France | France, Cour administrative d'appel de Versailles, 7ème chambre, 07 novembre 2019, 19VE02145


Vu la procédure suivante :

Procédure contentieuse antérieure :

M. A... B... a demandé au tribunal administratif de Cergy-Pontoise d'annuler l'arrêté du 15 avril 2019 par lequel le préfet du Val-d'Oise a prononcé son transfert aux autorités allemandes pour l'examen de sa demande d'asile.

Par un jugement n° 1905488 du 20 mai 2019, le magistrat désigné par le président du tribunal administratif de Cergy-Pontoise a annulé cet arrêté.

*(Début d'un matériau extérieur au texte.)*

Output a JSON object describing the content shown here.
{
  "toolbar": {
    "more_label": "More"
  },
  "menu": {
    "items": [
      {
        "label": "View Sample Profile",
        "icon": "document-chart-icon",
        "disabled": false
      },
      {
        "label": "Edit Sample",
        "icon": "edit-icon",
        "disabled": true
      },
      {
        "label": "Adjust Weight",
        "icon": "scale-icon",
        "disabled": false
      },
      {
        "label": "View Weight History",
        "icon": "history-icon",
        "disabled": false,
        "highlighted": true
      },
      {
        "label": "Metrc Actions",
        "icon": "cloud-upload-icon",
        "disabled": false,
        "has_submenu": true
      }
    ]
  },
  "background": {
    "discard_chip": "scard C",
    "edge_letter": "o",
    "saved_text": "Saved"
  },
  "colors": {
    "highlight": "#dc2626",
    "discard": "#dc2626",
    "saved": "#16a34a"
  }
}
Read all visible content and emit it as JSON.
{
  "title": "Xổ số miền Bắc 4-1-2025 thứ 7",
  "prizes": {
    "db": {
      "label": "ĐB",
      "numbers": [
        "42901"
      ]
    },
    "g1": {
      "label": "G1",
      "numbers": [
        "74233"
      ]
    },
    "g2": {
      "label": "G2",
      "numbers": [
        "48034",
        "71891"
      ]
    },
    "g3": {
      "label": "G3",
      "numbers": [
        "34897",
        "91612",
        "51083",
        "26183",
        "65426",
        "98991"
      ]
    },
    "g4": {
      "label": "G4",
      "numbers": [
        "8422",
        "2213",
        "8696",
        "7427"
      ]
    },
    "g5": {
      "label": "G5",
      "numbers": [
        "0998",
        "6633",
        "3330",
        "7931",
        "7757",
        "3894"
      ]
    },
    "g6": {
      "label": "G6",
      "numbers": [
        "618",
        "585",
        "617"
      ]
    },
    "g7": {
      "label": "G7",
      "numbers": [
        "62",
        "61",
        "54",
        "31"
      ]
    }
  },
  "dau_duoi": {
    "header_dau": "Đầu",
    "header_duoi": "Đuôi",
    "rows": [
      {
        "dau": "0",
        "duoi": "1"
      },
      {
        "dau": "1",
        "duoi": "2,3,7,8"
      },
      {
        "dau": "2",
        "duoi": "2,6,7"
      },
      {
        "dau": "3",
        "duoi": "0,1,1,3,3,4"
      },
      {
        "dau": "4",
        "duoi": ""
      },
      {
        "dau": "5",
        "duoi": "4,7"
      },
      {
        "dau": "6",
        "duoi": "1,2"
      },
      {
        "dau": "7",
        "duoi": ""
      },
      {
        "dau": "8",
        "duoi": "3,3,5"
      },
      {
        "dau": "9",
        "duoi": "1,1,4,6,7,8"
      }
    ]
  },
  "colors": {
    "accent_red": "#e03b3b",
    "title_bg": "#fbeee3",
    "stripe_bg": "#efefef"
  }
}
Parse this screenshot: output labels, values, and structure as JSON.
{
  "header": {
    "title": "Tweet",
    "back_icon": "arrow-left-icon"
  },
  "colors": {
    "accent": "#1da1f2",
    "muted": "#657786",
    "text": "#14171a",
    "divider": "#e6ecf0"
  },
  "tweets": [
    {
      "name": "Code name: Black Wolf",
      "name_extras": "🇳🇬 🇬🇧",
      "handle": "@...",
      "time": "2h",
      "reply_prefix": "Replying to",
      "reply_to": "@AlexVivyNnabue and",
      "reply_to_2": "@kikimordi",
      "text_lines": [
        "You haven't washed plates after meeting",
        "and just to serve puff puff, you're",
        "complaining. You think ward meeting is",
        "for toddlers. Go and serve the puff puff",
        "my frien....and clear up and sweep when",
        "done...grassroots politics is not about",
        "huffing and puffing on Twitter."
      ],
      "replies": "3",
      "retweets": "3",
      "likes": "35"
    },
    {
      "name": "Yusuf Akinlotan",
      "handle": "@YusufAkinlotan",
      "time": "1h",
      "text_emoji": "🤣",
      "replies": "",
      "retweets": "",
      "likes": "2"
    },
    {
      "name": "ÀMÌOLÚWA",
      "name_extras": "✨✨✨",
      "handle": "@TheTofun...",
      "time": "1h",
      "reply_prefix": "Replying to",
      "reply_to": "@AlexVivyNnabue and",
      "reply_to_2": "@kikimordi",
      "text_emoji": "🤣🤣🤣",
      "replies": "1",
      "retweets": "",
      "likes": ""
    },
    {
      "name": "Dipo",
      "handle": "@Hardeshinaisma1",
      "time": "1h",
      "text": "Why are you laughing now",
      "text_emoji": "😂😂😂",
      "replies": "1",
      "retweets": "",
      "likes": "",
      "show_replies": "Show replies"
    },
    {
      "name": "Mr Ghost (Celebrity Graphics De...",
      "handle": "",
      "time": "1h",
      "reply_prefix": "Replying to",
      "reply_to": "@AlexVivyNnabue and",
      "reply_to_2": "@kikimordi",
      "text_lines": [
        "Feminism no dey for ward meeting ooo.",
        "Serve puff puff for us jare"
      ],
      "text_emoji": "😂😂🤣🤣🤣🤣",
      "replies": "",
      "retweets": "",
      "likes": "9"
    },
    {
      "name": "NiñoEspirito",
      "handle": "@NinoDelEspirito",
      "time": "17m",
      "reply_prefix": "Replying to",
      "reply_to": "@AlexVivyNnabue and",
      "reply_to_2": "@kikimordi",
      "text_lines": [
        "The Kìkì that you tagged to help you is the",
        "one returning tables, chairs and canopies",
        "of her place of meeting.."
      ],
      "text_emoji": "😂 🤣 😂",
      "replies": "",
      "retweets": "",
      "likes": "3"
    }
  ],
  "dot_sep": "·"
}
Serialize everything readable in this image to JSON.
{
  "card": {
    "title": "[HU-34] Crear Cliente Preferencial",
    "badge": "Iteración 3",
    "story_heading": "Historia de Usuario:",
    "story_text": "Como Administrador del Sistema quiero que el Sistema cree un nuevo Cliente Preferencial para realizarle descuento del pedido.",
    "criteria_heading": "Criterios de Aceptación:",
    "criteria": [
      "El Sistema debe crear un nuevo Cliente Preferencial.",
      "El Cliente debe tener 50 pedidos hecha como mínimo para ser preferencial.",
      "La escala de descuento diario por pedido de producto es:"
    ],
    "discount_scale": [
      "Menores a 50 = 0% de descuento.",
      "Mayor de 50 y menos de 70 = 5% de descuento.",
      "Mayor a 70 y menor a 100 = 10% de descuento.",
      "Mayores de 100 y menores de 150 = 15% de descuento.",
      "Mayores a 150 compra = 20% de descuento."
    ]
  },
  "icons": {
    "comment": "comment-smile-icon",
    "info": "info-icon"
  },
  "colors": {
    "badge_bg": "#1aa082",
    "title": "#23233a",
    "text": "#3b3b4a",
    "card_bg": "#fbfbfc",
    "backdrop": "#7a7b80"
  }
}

Procédure devant la Cour :

Par une requête et un mémoire enregistrés le 13 juin 2019, le préfet du Val-d'Oise

demande à la Cour :

1°) d'annuler ce jugement ;

2°) de rejeter la demande présentée par M. B... ...

Vu la procédure suivante :

Procédure contentieuse antérieure :

M. A... B... a demandé au tribunal administratif de Cergy-Pontoise d'annuler l'arrêté du 15 avril 2019 par lequel le préfet du Val-d'Oise a prononcé son transfert aux autorités allemandes pour l'examen de sa demande d'asile.

Par un jugement n° 1905488 du 20 mai 2019, le magistrat désigné par le président du tribunal administratif de Cergy-Pontoise a annulé cet arrêté.

Procédure devant la Cour :

Par une requête et un mémoire enregistrés le 13 juin 2019, le préfet du Val-d'Oise demande à la Cour :

1°) d'annuler ce jugement ;

2°) de rejeter la demande présentée par M. B... devant le tribunal administratif de Cergy-Pontoise.

Il soutient que c'est à tort que le premier juge a accueilli le moyen tiré de la méconnaissance des stipulations de l'article 3 de la Convention européenne de sauvegarde des droits de l'homme et des libertés fondamentales pour annuler son arrêté de transfert.

..........................................................................................................

Vu les autres pièces du dossier.

Vu :

- la Convention de Genève du 28 juillet 1951 ;

- la Convention européenne de sauvegarde des droits de l'homme et des libertés fondamentales ;

- le règlement (UE) n° 603/2013 du Parlement européen et du Conseil du 26 juin 2013 ;

- le règlement (UE) n° 604/2013 du Parlement européen et du Conseil du 26 juin 2013 ;

- le code de l'entrée et du séjour des étrangers et du droit d'asile ;

- le code de justice administrative.

Le président de la formation de jugement a dispensé le rapporteur public, sur sa proposition, de prononcer des conclusions à l'audience.

Les parties ont été régulièrement averties du jour de l'audience.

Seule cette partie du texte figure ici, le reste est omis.